À Montaut (Ariège), le collectif Joie de vivre lance, en plein automne 2025, un nouveau concept de café. Leur objectif : apporter un peu de magie dans ce village isolé du piémont ariégeois.

Mercredi 29 octobre 2025, l’association Joie de vivre a ouvert son nouveau café solidaire, non loin de sa place éponyme, au cœur du village de Montaut, en Ariège. En cette calme matinée d’automne, le ciel est légèrement voilé et l’air est doux. Des effluves de café se dégagent de ce lieu féerique. Dehors, des passants s’agitent çà et là tandis qu’à l’intérieur, Bernadette Soula, maraîchère de 58 ans et membre du collectif, prépare du café et dispose les tasses sur la table. Le lieu est simple et rustique. C’est une maisonnette en pierres entourée de nature. L’enjeu du projet est de se faire connaître par l’unique biais du bouche-à-oreille. « Nous ne souhaitons pas faire de publicité, car c’est un projet alternatif.

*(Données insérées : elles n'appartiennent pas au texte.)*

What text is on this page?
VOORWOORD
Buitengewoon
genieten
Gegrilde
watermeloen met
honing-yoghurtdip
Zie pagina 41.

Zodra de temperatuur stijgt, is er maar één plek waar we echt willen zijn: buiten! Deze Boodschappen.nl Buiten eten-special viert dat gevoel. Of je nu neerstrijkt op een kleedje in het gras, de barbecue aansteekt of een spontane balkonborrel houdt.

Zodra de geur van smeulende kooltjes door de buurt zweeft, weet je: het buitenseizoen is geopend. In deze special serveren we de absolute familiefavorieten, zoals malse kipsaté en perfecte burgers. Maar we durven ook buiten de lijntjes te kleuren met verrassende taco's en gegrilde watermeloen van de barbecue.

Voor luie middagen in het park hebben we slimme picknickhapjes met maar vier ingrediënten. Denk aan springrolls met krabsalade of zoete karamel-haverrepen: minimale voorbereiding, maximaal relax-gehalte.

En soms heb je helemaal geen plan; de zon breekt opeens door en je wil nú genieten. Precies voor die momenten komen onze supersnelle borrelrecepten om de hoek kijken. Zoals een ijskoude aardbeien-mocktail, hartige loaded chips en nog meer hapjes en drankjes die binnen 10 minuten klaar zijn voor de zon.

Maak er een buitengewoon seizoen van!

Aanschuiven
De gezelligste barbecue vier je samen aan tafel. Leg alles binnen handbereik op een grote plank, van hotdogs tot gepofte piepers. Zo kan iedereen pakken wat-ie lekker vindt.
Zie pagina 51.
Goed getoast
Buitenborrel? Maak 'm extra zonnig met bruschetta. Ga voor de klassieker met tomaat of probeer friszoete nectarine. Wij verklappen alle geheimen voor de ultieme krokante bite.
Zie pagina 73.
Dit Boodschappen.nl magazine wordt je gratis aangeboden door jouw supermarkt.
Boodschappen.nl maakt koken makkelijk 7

Nous sommes tous bénévoles et comptons nous relayer pour accueillir les Montaltais », déclare l’horticultrice. « Nous attendons des habitués, des gens du village, mais aussi, pourquoi pas, des passants et des touristes », poursuit-elle. Situé sur une colline à 300 mètres d’altitude, Montaut est certifié « village panoramique », car il offre une vue spectaculaire sur la chaîne des Pyrénées.

Lutte contre les différentes formes de précarité
Ce café solidaire donne l’opportunité à des personnes de différents âges et milieux sociaux de partager un moment convivial. La commune compte près de 700 habitants et est située dans le treizième département le plus pauvre de France. Christian Pédoures, 45 ans, vit avec sa famille dans un hameau et est employé de la mairie de Montaut. « La précarité financière va souvent de pair avec la précarité culturelle et sociale », constate-t-il. Selon l’Institut national de la statistique et des études économiques (Insee), les disparités entre les habitants des campagnes sont également en hausse. Cela ne touche pas que les personnes âgées, ce phénomène tend à se développer. « Cela signifie qu’au sein même de la population vivant à la campagne, le fossé se creuse. Auparavant, les différences se situaient principalement entre les zones urbaines et les zones rurales », analyse le quadragénaire.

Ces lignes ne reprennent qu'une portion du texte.